Morning Sequence
15 minutes. Do this within 30 minutes of waking. You'll need floor space — a mat, carpet, rug, or hard floor. Not a bed (too soft for proprioceptive feedback).
Sleep is horizontal and still. Waking requires shifting to vertical and mobile without triggering a stress response. This sequence moves the lymph that pooled overnight, mobilizes your spine after hours of lying still, and activates deep stabilizers before the day's loads begin.
Part 1: Floor (5 min)
Constructive Rest (2 min)
Lie on your back. Knees bent, feet flat on the floor, hip-width apart. Arms rest on your belly or at your sides.
Breathe: 5 seconds in, 5 seconds out through your nose. Feel your belly rise and fall under your hands.
Notice the contact points: the back of your head, your shoulder blades, your sacrum, your feet. Just notice them. Don't try to change anything.
Your psoas — the deep hip flexor that connects your spine to your legs — shortens when you sit and tightens under stress. This position shortens its attachment distance, allowing it to release without you having to do anything. Your diaphragm moves with each breath, pumping lymph through the thoracic duct.
Pelvic Tilts (1 min)
From the same position, tilt your pelvis so your low back presses gently toward the floor. Then tilt forward so your low back lifts slightly, creating a small arch. Inhale: small arch. Exhale: press low back toward floor. Small movements. Your neck and shoulders stay soft.

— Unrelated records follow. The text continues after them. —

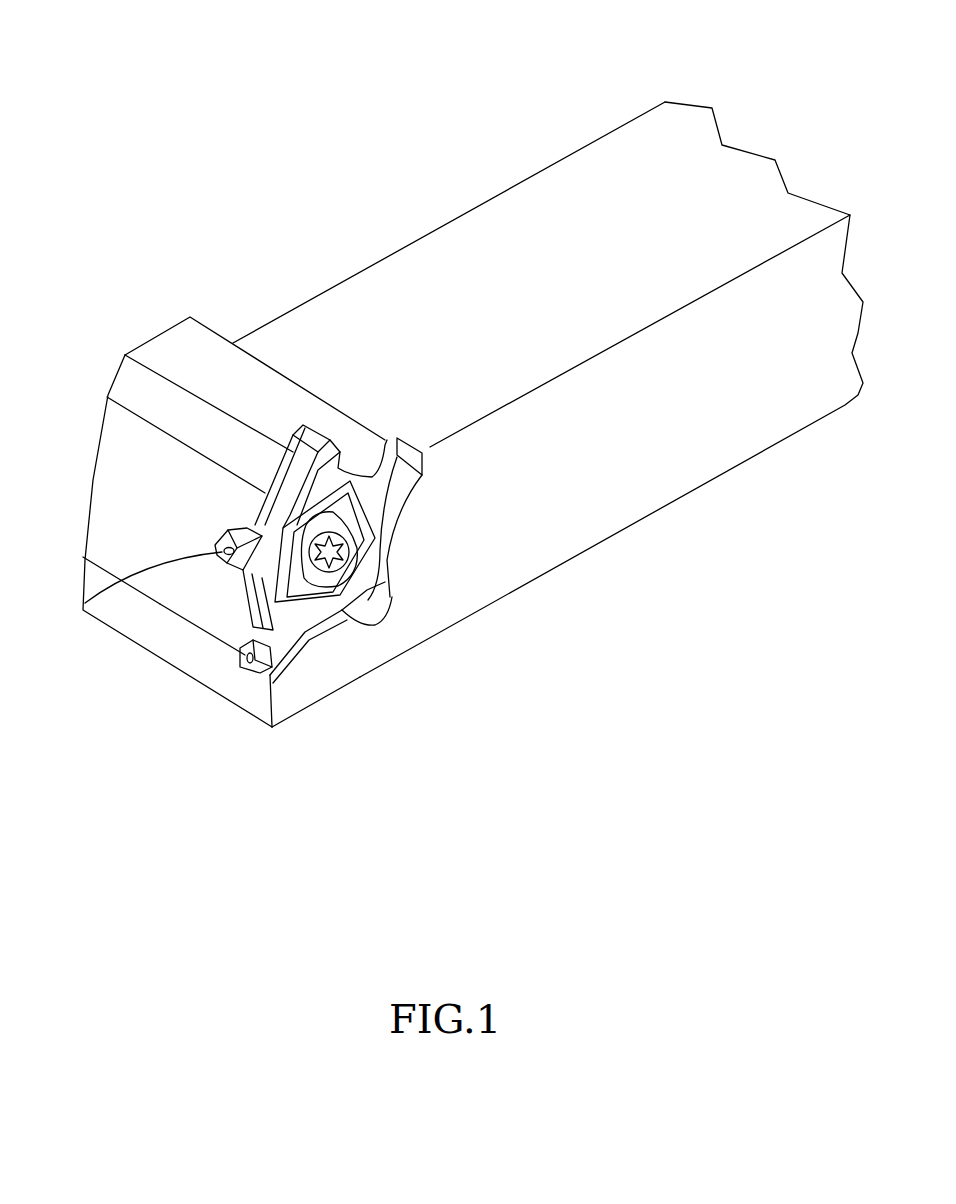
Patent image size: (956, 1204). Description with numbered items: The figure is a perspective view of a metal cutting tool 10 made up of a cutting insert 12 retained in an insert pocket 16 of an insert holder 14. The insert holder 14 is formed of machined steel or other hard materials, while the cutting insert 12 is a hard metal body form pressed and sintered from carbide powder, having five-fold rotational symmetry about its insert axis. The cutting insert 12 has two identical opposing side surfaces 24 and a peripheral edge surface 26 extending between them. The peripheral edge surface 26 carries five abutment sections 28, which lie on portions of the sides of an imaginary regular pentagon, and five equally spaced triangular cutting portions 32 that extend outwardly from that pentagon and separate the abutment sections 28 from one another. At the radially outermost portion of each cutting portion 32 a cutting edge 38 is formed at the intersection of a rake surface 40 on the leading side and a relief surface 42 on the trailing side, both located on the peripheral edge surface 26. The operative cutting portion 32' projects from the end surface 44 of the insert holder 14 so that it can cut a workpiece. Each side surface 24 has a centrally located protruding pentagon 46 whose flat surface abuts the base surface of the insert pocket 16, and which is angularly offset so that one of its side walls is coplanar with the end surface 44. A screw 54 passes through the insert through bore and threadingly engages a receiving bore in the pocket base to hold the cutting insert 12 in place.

The metal cutting tool 10 is at (430, 150).
The cutting insert 12 is at (303, 617).
The insert holder 14 is at (702, 418).
The insert pocket 16 is at (262, 742).
The side surfaces 24 is at (365, 583).
The peripheral edge surface 26 is at (298, 472).
The abutment sections 28 is at (267, 498).
The cutting portions 32 is at (296, 500).
The operative cutting portion 32' is at (102, 612).
The cutting edge 38 is at (221, 572).
The rake surface 40 is at (224, 548).
The relief surface 42 is at (293, 432).
The end surface 44 is at (148, 547).
The protruding pentagon 46 is at (367, 537).
The screw 54 is at (380, 622).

Supine Twist — Bent Knees (1 min per side)
Let both knees fall to the right. Keep both shoulders on the floor. Turn your head left if that's comfortable, or keep it neutral. Breathe into your left ribs. After a minute, return to center and repeat to the left.
Spinal rotation after sleep hydrates your intervertebral discs. They absorb fluid when unloaded and moving.
Supine Hamstring Sweep (30 sec per leg)
Extend your right leg toward the ceiling, foot flexed. Hold behind your thigh, not your knee — use a strap, belt, or towel around your foot if you can't reach. Keep your left foot on the floor. Gently rock the raised leg side to side in a small arc — don't hold it still. Switch legs after 30 seconds.
Dynamic movement signals safety to your stretch reflex. Static stretching can trigger protective tightening. The rocking prevents that.
Part 2: All-Fours (5 min)
If your wrists hurt in this position, make fists and rest on your knuckles, or place a folded blanket under your palms to reduce the wrist angle.
Cat-Cow (2 min)
Come to hands and knees. Hands under shoulders, knees under hips.
Inhale: drop your belly, lift your chest and tailbone, look forward. Exhale: round your spine, tuck your chin and tailbone, press the floor away.
Move at breath pace. No pause between positions. After a minute of full spine, try moving only your upper back for a few cycles, then only your lower back.
Thread the Needle (1 min per side)
Slide your right arm under your left arm, palm up. Let your right shoulder and the side of your head rest on the floor. Hips stay high. Breathe into your right ribs and armpit. Switch sides after a minute.
Hip Circles (1 min)
Lift your right knee off the floor. Make small circles outward and inward with the knee. Keep your pelvis still — the movement comes from your hip joint. Switch legs after 30 seconds.
Part 3: Standing (5 min)
Slow Roll to Standing (1 min)
From all-fours, walk your hands back toward your knees until you're in a squat or halfway squat. If squatting is uncomfortable, stay higher — hands on thighs for support. Slowly roll up one vertebra at a time, like stacking blocks: low back, mid back, upper back, neck, head comes up last. Take your time — this is the most neurologically complex thing in the sequence.
Getting up from the floor requires vestibular input, proprioceptive loading of your spine stacking against gravity, and coordinated muscle recruitment. The ability to get up from the floor without using your hands predicts longevity better than almost any other physical test.
Standing Arm Sweeps (2 min)
Stand with feet hip-width, knees soft.
Inhale: sweep both arms out to your sides and overhead, palms up. Exhale: arms come back down, palms turning toward your body.
After a minute, change planes: inhale arms forward and up, exhale arms out to the sides and down.
Morning Calf Pump (2 min)
Stand near a wall or chair for balance. Rise onto your toes, then lower your heels back to the floor. Continuous rhythm — don't pause at the top. About one cycle per second. Breathe naturally.
Your calf muscle pump is the primary driver of leg lymph return against gravity. After hours of horizontal sleep, your leg lymph needs active pumping to resume upward flow.
Finish
Stand still for three breaths. Notice how your body feels compared to when you started. Let your attention rest on any body sensation that feels pleasant — warmth in your hands, the floor under your feet, breath in your ribs. If thoughts come, notice them and return to the sensation. One slow exhale through your mouth to close.